Software application metric for aging
Introduction: 
Software development life cycle is often used to indicate the ritual that involves planning, creating, testing and deploying an information system. As the cycle repeats there is a lot of time involved maintenance. As the software ages, it spends more time in this stage. This essay tries to articulate a metric for determining the age of software and how to keep it fresh. 
Description: 
Software quality metrics, generally, fall in three categories. They are either: 
Product based – These capture the characteristics of the product such as size, complexity, design features, performance and quality level. 
Process based – These attempt to track the activities taken for development and maintenance of software. 
Project based – These attempt to describe the resources, timeline, cost, schedule and productivity associated with the software project.  
The metrics associated with software quality are more typical to be related to product based and process based rather than project based.  Yet they do not indicate whether the software has matured – a term loosely used to describe higher costs for fixing defects such that the return on investment for maintenance activities is well over the cost of newly written software.  

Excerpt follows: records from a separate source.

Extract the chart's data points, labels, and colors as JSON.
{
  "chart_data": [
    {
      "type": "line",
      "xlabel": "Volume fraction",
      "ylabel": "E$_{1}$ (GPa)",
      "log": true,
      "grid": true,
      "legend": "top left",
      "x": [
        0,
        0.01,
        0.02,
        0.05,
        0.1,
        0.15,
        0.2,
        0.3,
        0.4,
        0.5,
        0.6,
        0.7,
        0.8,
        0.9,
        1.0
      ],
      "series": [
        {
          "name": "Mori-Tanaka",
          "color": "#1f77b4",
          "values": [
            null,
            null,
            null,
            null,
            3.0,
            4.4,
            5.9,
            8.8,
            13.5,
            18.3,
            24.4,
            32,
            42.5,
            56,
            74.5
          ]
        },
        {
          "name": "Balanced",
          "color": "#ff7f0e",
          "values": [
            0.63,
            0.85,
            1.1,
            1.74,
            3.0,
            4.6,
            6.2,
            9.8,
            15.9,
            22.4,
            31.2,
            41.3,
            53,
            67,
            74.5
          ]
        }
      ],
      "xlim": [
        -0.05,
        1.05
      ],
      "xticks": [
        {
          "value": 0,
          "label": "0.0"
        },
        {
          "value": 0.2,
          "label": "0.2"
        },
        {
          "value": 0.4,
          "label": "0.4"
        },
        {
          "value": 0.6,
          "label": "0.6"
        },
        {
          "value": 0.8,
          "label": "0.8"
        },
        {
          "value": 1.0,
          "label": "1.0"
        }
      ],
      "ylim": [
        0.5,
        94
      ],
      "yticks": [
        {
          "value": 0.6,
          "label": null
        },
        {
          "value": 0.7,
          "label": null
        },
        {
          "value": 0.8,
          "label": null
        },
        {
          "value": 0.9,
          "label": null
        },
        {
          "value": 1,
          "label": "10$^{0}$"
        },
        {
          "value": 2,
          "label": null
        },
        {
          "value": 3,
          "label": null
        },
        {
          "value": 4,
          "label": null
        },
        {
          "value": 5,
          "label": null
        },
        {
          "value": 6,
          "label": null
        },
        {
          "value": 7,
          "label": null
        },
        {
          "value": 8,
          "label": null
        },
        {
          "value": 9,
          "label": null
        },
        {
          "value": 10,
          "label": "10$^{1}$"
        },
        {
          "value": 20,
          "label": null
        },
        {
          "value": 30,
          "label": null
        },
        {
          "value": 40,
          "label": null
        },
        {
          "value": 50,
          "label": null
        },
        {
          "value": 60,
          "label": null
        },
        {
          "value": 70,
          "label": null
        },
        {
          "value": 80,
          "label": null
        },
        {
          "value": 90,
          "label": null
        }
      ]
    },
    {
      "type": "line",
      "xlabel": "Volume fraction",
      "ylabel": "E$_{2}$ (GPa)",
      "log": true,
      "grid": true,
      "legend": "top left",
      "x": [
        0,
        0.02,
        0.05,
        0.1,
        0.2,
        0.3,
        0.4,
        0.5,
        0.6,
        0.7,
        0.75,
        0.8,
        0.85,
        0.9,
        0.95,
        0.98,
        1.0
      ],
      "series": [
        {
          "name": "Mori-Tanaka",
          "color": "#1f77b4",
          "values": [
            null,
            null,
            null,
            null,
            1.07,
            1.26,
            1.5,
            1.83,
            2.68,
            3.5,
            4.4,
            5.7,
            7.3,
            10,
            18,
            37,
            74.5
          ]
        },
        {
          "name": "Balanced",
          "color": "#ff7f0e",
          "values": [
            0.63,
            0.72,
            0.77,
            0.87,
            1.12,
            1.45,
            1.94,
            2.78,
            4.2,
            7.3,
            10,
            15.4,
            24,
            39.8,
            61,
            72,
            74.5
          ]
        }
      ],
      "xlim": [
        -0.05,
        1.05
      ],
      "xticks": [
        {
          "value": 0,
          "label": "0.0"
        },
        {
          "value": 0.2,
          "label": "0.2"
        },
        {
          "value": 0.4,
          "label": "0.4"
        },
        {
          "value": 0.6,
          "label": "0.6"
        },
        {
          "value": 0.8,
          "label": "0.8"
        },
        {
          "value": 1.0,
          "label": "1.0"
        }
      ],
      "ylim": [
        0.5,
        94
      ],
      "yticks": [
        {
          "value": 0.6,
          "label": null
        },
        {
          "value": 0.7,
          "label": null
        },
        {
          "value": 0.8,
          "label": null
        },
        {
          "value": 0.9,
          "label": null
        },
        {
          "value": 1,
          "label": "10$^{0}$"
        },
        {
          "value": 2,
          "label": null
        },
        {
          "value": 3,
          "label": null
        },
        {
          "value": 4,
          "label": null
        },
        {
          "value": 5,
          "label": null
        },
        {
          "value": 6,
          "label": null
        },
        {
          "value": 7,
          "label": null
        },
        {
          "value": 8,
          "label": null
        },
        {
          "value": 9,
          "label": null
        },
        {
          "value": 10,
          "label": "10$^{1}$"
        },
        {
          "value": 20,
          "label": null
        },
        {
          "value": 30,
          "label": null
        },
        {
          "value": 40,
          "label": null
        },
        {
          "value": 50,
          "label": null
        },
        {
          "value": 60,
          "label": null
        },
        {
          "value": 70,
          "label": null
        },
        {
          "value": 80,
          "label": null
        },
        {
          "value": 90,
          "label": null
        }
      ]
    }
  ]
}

Periodic refactoring and rewriting modules and components of the software somehow alleviates massive rewrites by replacing smaller chunks of the overall code. Most applications are well organized and written from the start as allowing flexibility with little or controlled changes to the code. Yet a single method might become overwhelmingly complex over time with the addition of more and more branching of logic. For example a method to draw a shape might require different handling depending on the parameters passed to it. Consequently the code becomes so convoluted with handling these different cases that it is termed spaghetti code. A metric for nested branching is called cyclomatic complexity and it indicates how deep the branching goes before reaching a result. In some sense metrics such as cyclomatic complexity determine the current state of the software but there is no metric that keeps track of the progress of these complexity over time  
In this regard, a metric known as entropy is used to indicate the level of maintenance involved in any module or organizational unit of software. Such a metric that can progress monotonically over time and continues to remain stable and beyond compromise, then becomes a great indicator for aging. With the help of vectors and features, software organization units can now be represented and classified with the same rigor as vector model space. Therefore a multidimensional metric involving multiple scalars then becomes convenient to indicate the age of the software.  
Conclusion 
Software metric for aging continues to be a challenge but advances in using vector space model along with neural net can help determine the pain points better allowing the overall software to remain young.